Zurich's Enge district, part 2 - From a noble garden suburb to a busy city district

In the 19th century, Alfred Escher and Arnold Bürkli prepared the way for the rapid development of Zurich Enge into a thriving business district featuring international companies like Swiss Re. Many buildings still bear witness to the district's history today. They are visible proof of the transition to the modern age of mobility and services.

Did you know that Swiss Re's Altbau building used to be situated right next to the tracks of the northeastern railway line? The Enge district already had its own railway station on today's Tunnelstrasse back in 1875. It used to be an important station on the line that linked up the city of Zurich with the cantons of Schwyz and Glarus. The railway tracks used to follow today's Alfred-Escher Strasse. With the rapid increase in railway traffic, the national railway company moved the line into a tunnel and built today's Enge railway station on the Tessinerplatz square in the 1920s. The former Ulmberg railway tunnel connecting the Enge and Wiedikon districts was converted and has been used as a road tunnel since then.

Villas and industrial buildings find a new purpose

Some of the first modern institutions and head offices in the Enge district established themselves on old factory sites and in former industrialists' villas. Buildings from the industrial age include the Muraltengut which was built in 1782 (now used for representative purposes by the city of Zurich), the family residence Belvoir built in 1831 by Heinrich Escher (home to a hotel management school) and right next door the Schnelligut (General Consulate of the People's Republic of China), Villa Wesendonck (Rietberg Museum) and the Freigut built by Zurich wine merchant Emanuel Hess (International Ice Hockey Association). Industrial buildings used to stand on the slope towards the river Sihl. One of these was the Hürlimann brewery, where Google today runs its biggest development facility outside the US.

Image of a modern Switzerland

Despite its wealth of historical buildings, the Enge district still offered enough room for forward looking projects. During the Swiss National Exhibition "Landi" in 1939, the image of a modern Switzerland was presented to the public on a site by the lake that still bears the name of the exhibition today. The matter-of-fact, airy construction style of many of these exhibition pavilions went down in Swiss architectural history as the "Landi style".  Today, the Landiwiese is the venue for such events as the annual Zürcher Theater Spektakel, which Swiss Re has been supporting as a partner for many years.

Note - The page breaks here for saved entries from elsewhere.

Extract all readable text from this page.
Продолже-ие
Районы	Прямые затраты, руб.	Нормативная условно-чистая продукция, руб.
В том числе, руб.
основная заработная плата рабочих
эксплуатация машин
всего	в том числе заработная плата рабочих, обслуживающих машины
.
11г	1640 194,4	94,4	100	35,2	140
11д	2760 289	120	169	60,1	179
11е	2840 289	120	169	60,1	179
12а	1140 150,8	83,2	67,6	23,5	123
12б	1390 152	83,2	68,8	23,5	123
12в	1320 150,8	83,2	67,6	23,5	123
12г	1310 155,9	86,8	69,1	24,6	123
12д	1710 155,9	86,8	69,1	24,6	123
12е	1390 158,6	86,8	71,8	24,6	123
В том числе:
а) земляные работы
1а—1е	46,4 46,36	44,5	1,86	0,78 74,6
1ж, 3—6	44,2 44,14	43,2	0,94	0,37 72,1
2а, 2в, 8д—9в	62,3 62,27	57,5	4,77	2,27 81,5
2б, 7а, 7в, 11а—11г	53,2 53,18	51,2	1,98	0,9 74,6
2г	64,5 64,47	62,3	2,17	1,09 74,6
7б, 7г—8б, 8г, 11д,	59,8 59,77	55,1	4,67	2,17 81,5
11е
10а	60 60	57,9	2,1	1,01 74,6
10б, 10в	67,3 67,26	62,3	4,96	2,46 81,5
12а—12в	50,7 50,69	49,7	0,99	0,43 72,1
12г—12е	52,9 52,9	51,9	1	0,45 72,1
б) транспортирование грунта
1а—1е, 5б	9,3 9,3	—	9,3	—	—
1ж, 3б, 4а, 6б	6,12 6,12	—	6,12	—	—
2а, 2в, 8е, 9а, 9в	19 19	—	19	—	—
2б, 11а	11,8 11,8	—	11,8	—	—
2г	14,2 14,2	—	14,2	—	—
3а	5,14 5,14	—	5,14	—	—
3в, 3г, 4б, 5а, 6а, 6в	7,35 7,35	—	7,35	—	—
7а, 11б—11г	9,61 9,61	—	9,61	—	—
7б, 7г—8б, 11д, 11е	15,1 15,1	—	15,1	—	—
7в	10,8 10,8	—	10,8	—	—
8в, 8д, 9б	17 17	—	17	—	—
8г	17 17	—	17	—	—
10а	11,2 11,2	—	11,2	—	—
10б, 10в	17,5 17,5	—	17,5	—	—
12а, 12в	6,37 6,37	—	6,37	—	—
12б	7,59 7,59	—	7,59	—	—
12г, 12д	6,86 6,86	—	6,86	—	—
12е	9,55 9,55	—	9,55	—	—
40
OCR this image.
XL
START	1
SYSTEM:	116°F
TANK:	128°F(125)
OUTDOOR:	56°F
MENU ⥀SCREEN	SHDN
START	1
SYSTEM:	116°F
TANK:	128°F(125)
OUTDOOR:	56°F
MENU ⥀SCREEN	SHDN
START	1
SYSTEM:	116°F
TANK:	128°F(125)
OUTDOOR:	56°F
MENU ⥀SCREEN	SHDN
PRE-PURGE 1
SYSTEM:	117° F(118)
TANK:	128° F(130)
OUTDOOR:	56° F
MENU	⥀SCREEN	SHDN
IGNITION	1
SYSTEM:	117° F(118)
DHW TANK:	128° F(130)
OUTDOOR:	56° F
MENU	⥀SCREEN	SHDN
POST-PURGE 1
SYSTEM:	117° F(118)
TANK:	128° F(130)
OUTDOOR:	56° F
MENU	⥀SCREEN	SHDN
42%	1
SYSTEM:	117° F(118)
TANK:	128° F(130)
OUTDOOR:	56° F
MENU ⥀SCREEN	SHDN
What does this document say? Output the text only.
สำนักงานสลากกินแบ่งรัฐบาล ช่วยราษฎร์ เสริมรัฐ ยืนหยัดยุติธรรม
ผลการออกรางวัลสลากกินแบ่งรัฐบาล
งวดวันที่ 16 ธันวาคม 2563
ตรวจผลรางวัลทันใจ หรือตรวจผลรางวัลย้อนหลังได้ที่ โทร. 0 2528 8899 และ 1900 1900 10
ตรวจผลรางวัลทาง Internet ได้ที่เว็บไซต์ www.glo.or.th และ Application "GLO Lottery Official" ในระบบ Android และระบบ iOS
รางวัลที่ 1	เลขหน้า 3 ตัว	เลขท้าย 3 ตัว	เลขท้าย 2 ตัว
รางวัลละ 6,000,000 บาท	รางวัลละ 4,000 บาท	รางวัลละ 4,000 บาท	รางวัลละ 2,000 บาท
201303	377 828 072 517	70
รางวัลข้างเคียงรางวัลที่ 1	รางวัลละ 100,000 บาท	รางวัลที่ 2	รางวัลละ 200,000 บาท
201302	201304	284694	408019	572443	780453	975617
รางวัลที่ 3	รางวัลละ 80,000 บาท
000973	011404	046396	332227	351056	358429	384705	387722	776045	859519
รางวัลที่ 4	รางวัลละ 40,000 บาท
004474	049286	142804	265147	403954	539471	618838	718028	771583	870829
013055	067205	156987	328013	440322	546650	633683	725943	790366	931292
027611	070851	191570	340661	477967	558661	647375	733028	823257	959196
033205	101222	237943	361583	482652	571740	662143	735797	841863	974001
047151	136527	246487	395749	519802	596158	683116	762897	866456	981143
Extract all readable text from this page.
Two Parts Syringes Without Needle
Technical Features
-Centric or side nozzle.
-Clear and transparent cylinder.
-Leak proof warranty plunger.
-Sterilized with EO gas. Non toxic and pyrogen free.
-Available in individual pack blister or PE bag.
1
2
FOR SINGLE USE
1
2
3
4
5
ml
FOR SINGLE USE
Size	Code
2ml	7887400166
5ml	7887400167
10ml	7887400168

The arrival of the automobile

In the post-war years, the automobile launched its conquest of the streets and daily life. An excellent example to illustrate this is the "Hochhaus zur Palme" which was built on Bleicherweg 33 in 1964 and was one of the first high-rise buildings in the city of Zurich. Built by architects Max Ernst Haefeli, Werner Max Moser and Rudolf Steiger, it reaches 50 metres into the sky and on the first three floors houses a car port with a car wash, a petrol station, a take-away and parking facilities. Fully geared to an automobile society, the building was a novelty beyond the country's boundaries and attracted international attention. Typically, the "Hochhaus zur Palme" was intended and used as an office building from the very beginning. This goes well with the Enge district, which today actually has more workplaces than inhabitants.

A district for working, living and for recreation

Today, Enge is a busy city district. In terms of its population of some 9,000 inhabitants, it's one of the city's smallest districts. There are more than three times that number of workplaces in Enge, distributed over more than 1,600 companies and organisations - more than in any other Zurich city district. One of the most recent organisations to have moved into Enge is the world football association FIFA, which has set up a football museum and offices on the Tessinerplatz square. Every seventh employee in the Enge district is employed by a company which has more than 500 staff members. With more than 11,000 employees, the financial and insurance industry accounts for the lion's share. Apart from being a residential and business area, the Enge district is also very popular among people seeking recreation thanks to its attractive location by the lakeside and the many historical villas with their remaining parks. On a fine summer's day, hundreds of sun-seekers flock to the arboretum and the Mythenquai lido.